Nvidia prepares for AI infrastructure with Hopper architecture
At GTC 2022, Nvidia announced its next generation accelerated computing platform “to power the next wave of AI data centres”. The Hopper architecture succeeds the Ampere architecture, launched in 2020.
The company also announced its first Hopper-based GPU, the NVIDIA H100, equipped with 80 billion transistors. Described as the world’s largest and most powerful accelerator, the H100 has a Transformer Engine and a scalable NVLink interconnect for advancing gigantic AI language models, deep recommender systems, genomics and complex digital twins.

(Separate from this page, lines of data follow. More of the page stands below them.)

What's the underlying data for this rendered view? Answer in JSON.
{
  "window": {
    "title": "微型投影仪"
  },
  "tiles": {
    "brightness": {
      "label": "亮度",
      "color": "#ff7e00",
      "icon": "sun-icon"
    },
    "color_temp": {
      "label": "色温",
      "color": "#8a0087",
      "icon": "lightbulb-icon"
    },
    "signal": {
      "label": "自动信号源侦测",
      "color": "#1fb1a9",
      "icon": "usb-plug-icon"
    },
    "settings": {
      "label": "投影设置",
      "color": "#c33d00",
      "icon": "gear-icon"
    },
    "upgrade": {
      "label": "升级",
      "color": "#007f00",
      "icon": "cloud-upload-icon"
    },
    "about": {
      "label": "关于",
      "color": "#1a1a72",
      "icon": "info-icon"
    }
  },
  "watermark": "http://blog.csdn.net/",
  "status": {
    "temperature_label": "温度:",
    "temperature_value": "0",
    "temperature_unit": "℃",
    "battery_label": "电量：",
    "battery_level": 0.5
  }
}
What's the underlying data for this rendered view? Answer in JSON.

The Nvidia H100 GPU features major advances to accelerate AI, HPC, memory bandwidth, interconnect and communication, including nearly 5Tbytes per second of external connectivity. H100 is the first GPU to support PCIe Gen5 and the first to utilise HBM3, enabling 3Tbytes per second of memory bandwidth, claimed Nvidia.

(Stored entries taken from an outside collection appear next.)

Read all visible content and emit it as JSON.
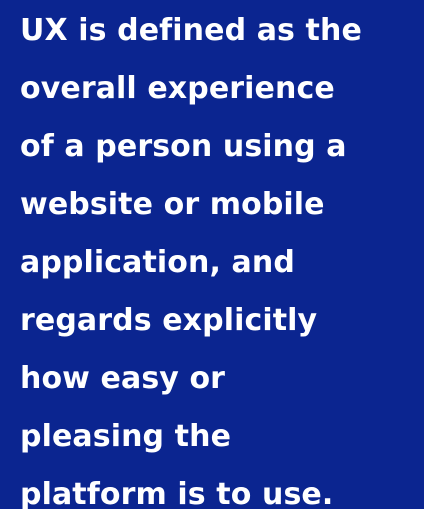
{
  "colors": {
    "background": "#0b2590",
    "text": "#ffffff"
  },
  "quote": {
    "lines": [
      "UX is defined as the",
      "overall experience",
      "of a person using a",
      "website or mobile",
      "application, and",
      "regards explicitly",
      "how easy or",
      "pleasing the",
      "platform is to use."
    ]
  }
}
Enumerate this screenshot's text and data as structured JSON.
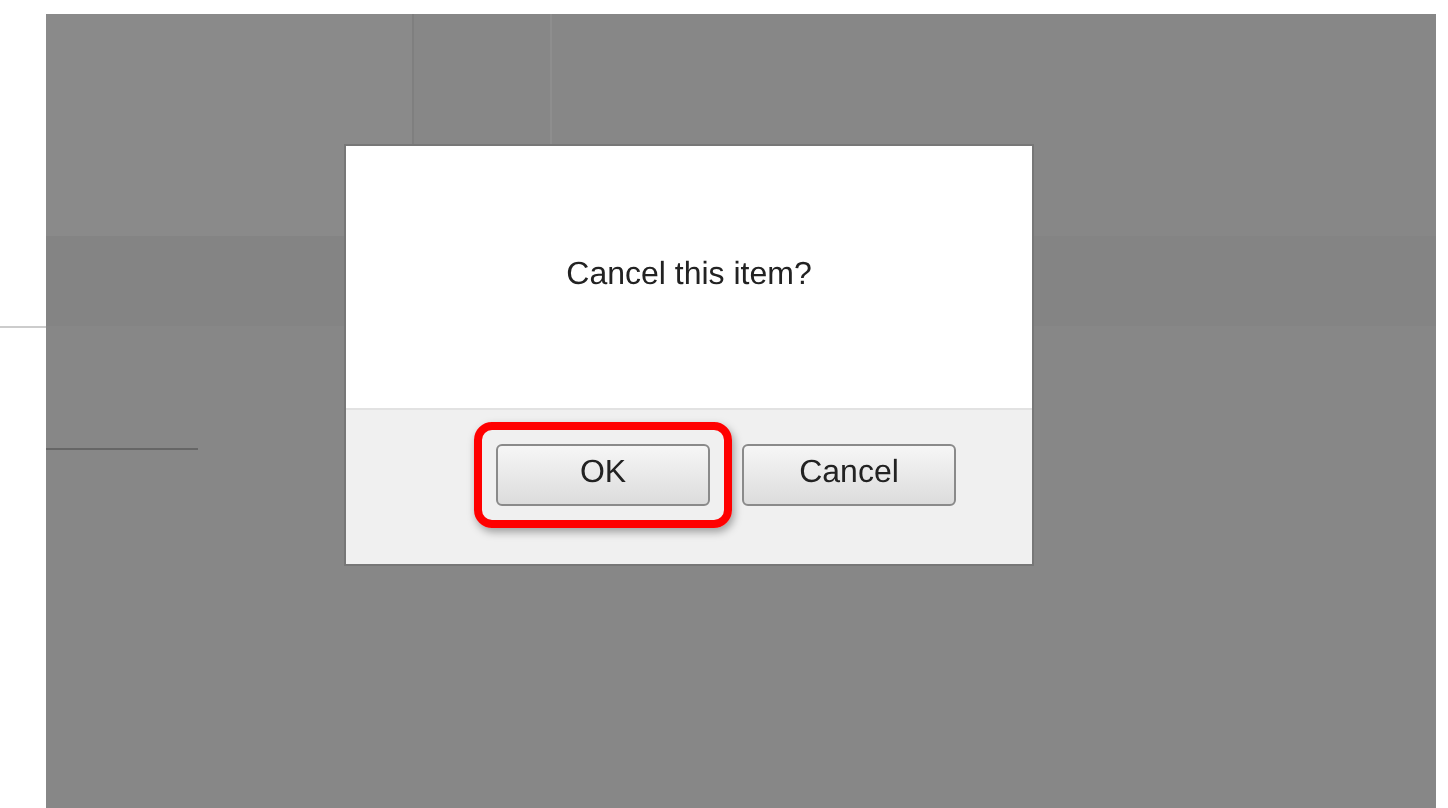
{
  "dialog": {
    "message": "Cancel this item?",
    "buttons": [
      {
        "label": "OK",
        "highlighted": true
      },
      {
        "label": "Cancel",
        "highlighted": false
      }
    ]
  }
}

According to Jensen Huang, CEO, 20 H100 GPUs can sustain the equivalent of the entire world’s internet traffic, making it possible for customers to deliver advanced recommender systems and large language models running inference on data in real time.
The Transformer Engine is built to speed up these networks as much as six times compared with the previous generation without losing accuracy.
MIG technology allows a single GPU to be partitioned into seven smaller, fully isolated instances to handle different types of jobs. The Hopper architecture extends MIG capabilities by up to a factor of seven over the previous generation by offering secure multi-tenant configurations in cloud environments across each GPU instance.
According to the company, H100 is the first accelerator with confidential computing capabilities to protect AI models and customer data while they are being processed. Customers can also apply confidential computing to federated learning for privacy-sensitive industries like healthcare and financial services, as well as on shared cloud infrastructures.
To accelerate the largest AI models, NVLink combines with an external NVLink Switch to extend NVLink as a scale-up network beyond the server, connecting up to 256 H100 GPUs at nine times higher bandwidth versus the previous generation using NVIDIA HDR Quantum InfiniBand.
New DPX instructions accelerate dynamic programming by up to 40 times compared with CPUs and up to a factor of seven compared with previous generation GPUs, said Nvidia. This includes, for example, the Floyd-Warshall algorithm to find optimal routes for autonomous robot fleets and the Smith-Waterman algorithm used in sequence alignment for DNA and protein classification and folding. Availability NVIDIA H100 will be available starting in Q3.